Os hipopótamos que escaparam da Hacienda Nápoles, região ao redor de Medellín, passaram de quatro animais nos anos 80 para centenas hoje. A espécie é considerada invasora e causa debates sobre gestão ambiental e risco à fauna local.
Segundo análise recente, o grupo cresceu para 169 animais, com projeções que apontam 1.000 animais até 2035 e 1.300 até 2060 sem intervenção. O aumento preocupa pesquisadores pela competição com espécies nativas e impactos ecológicos no rio Magdalena.
Ataque de 2020 e relatos recentes
O Espectador publicou relato autônomo sobre um ataque de hipopótamo a Luis Díaz, ocorrido em 2020, quando o homem coletava água em uma propriedade rural. A ocorrência evidencia riscos diretos à população rural próxima aos animais.
Opções de manejo em debate
O governo atual discute caminhos para conter a expansão, mas ainda não há estratégia definitiva. Uma opção envolve anticoncepção, que exige várias doses e alto custo. Outros caminhos consideram captura/esterilização, com logística complexa, ou eutanasia como saída considerada pela comunidade científica.

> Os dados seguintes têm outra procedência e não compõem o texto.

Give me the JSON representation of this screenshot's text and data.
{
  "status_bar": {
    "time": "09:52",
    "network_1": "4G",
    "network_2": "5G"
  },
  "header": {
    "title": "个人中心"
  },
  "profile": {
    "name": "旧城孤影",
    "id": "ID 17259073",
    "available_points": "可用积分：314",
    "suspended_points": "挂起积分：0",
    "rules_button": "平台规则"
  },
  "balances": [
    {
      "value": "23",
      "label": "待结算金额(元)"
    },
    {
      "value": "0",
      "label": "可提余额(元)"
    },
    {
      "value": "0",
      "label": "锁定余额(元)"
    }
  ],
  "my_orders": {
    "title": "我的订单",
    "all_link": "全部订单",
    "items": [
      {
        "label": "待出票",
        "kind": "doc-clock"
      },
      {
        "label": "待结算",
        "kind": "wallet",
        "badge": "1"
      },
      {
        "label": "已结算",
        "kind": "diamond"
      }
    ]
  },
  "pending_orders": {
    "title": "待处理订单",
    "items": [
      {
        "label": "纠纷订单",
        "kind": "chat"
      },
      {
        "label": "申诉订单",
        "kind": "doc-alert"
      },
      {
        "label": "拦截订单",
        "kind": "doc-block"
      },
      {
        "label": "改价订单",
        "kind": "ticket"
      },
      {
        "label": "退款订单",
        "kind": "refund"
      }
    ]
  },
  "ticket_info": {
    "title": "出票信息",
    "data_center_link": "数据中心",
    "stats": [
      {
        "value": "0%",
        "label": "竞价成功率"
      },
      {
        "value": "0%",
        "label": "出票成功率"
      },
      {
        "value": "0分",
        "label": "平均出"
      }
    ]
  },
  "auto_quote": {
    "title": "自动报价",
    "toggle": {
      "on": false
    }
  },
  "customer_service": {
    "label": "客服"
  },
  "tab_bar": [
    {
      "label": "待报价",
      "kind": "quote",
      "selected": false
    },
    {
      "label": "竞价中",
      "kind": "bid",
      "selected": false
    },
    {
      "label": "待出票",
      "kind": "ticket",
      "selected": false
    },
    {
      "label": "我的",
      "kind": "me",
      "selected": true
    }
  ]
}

Desafios e cooperação internacional
Entre as possibilidades estudadas está o transporte de parte da população para santuários no exterior; contatos com países parceiros foram feitos, incluindo nações da região e além. No entanto, nenhum acordo foi fechado até o momento, mantendo o problema sem resolução prática.
Perspectiva institucional e científica
A falta de prazos claros, financiamento e coordenação entre órgãos tem atrasado a implementação de uma política eficaz. Técnicos ressaltam a necessidade de um plano planificado, com metas verificáveis e recursos dedicados para reduzir riscos e preservar a biodiversidade local.